De ahí que, en principio, no encuentre tabúes al fotografiar todo lo que encuentra a su paso, bajo el afán de reconocer la extrañeza en los automatismos que configuran una imagen documental estéril y objetiva. De a poco, sus fotografías comienzan a inundarse por una atmosfera de intensidad psicológica, cuyos maticesse me antojan demasiado cercanos a aquella vanguardia expresionista del cine alemán de entreguerras.

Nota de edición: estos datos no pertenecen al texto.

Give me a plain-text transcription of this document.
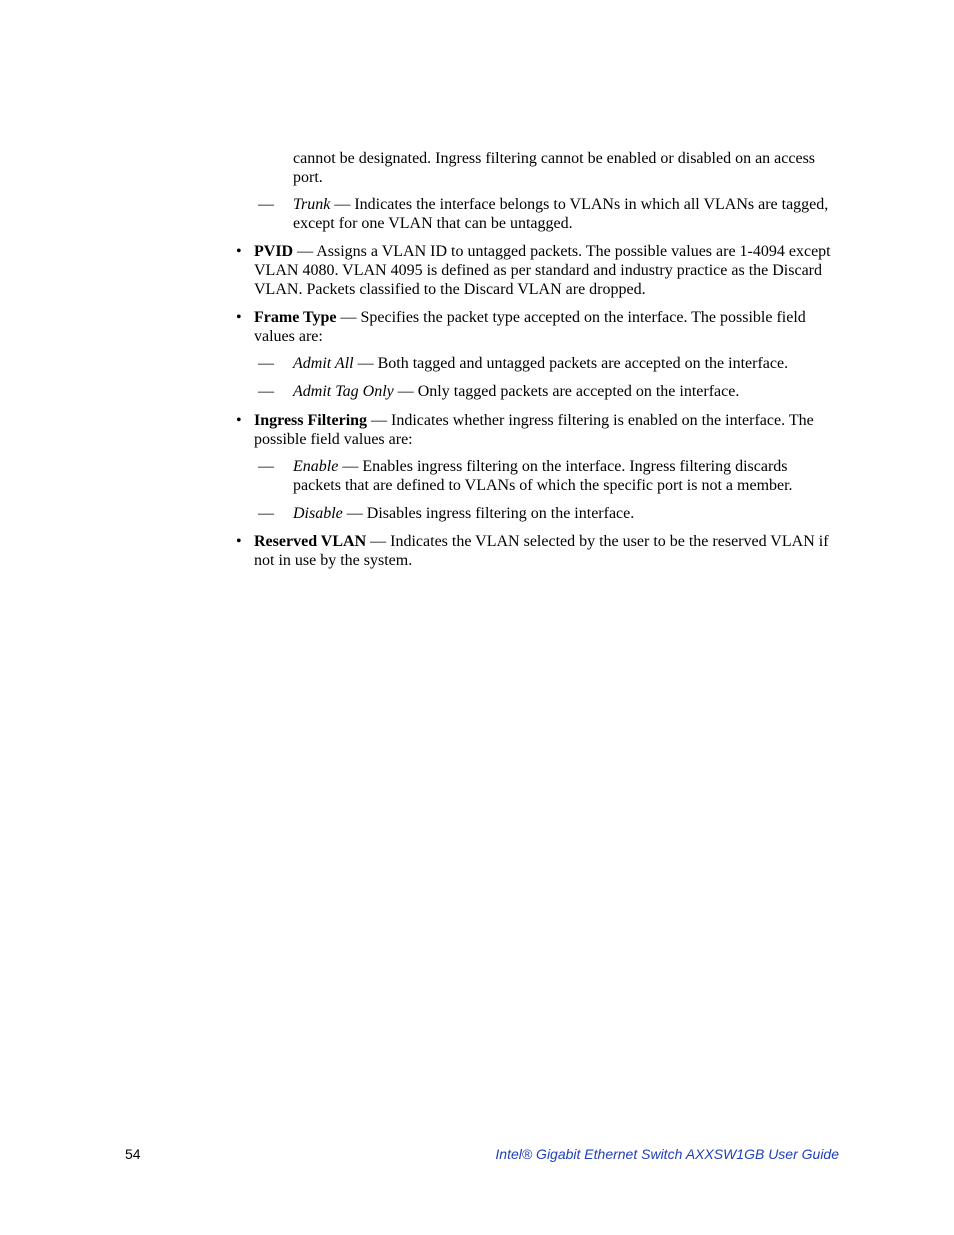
cannot be designated. Ingress filtering cannot be enabled or disabled on an access port.
— Trunk — Indicates the interface belongs to VLANs in which all VLANs are tagged, except for one VLAN that can be untagged.
• PVID — Assigns a VLAN ID to untagged packets. The possible values are 1-4094 except VLAN 4080. VLAN 4095 is defined as per standard and industry practice as the Discard VLAN. Packets classified to the Discard VLAN are dropped.
• Frame Type — Specifies the packet type accepted on the interface. The possible field values are:
— Admit All — Both tagged and untagged packets are accepted on the interface.
— Admit Tag Only — Only tagged packets are accepted on the interface.
• Ingress Filtering — Indicates whether ingress filtering is enabled on the interface. The possible field values are:
— Enable — Enables ingress filtering on the interface. Ingress filtering discards packets that are defined to VLANs of which the specific port is not a member.
— Disable — Disables ingress filtering on the interface.
• Reserved VLAN — Indicates the VLAN selected by the user to be the reserved VLAN if not in use by the system.
54	Intel® Gigabit Ethernet Switch AXXSW1GB User Guide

El azar tiene una función importante en lo que retrata. Cada imagen ostenta el valor de lo irrepetible, del hecho que se esfuma sin promesas de reaparecer. Ocurre que Cañibano se mueve pacientemente esperando el filón rebuscado que le da el entorno para congelarlo en su cámara. Y de esta forma se convierte en un misterioso observador, cuya retina desecha las imágenes que otros devoran con entusiasmo, esas escenas que engordan la superstición y el falso drama de la isla. Su documentación es un gesto auténtico que debemos entender no como el acto de precisar contornos, definir situaciones y exponer en detalles una realidad absolutamente fotogénica; sino como un acto narrativo que, sin deformar o traicionar la naturaleza del objeto focalizado, lo transforma en un fragmento inimitable, intuitivamente poético.
Un término literario, de origen americano, definiría mejor –y más sintéticamente– todo lo dicho hasta ahora; situaría, de una vez, el justo hallazgo de Raúl Cañibano en nuestra tradición fotográfica: el “non-fiction”. Frente a lo documental, su propuesta se anuncia como un testimonio; es decir, como un relato que recrea una versión de lo real como referencia de la realidad.
Más cerca, entonces, de Truman Capote que de Carpentier, “El Cañi” ha sentado también una escuela, especie de secta que lo sigue y emula, desconociendo acaso el prejuicio que habrá de enfrentar eternamente: luego de su impronta, hay que pensarse bien el hecho de trabajar la fotografía en blanco y negro.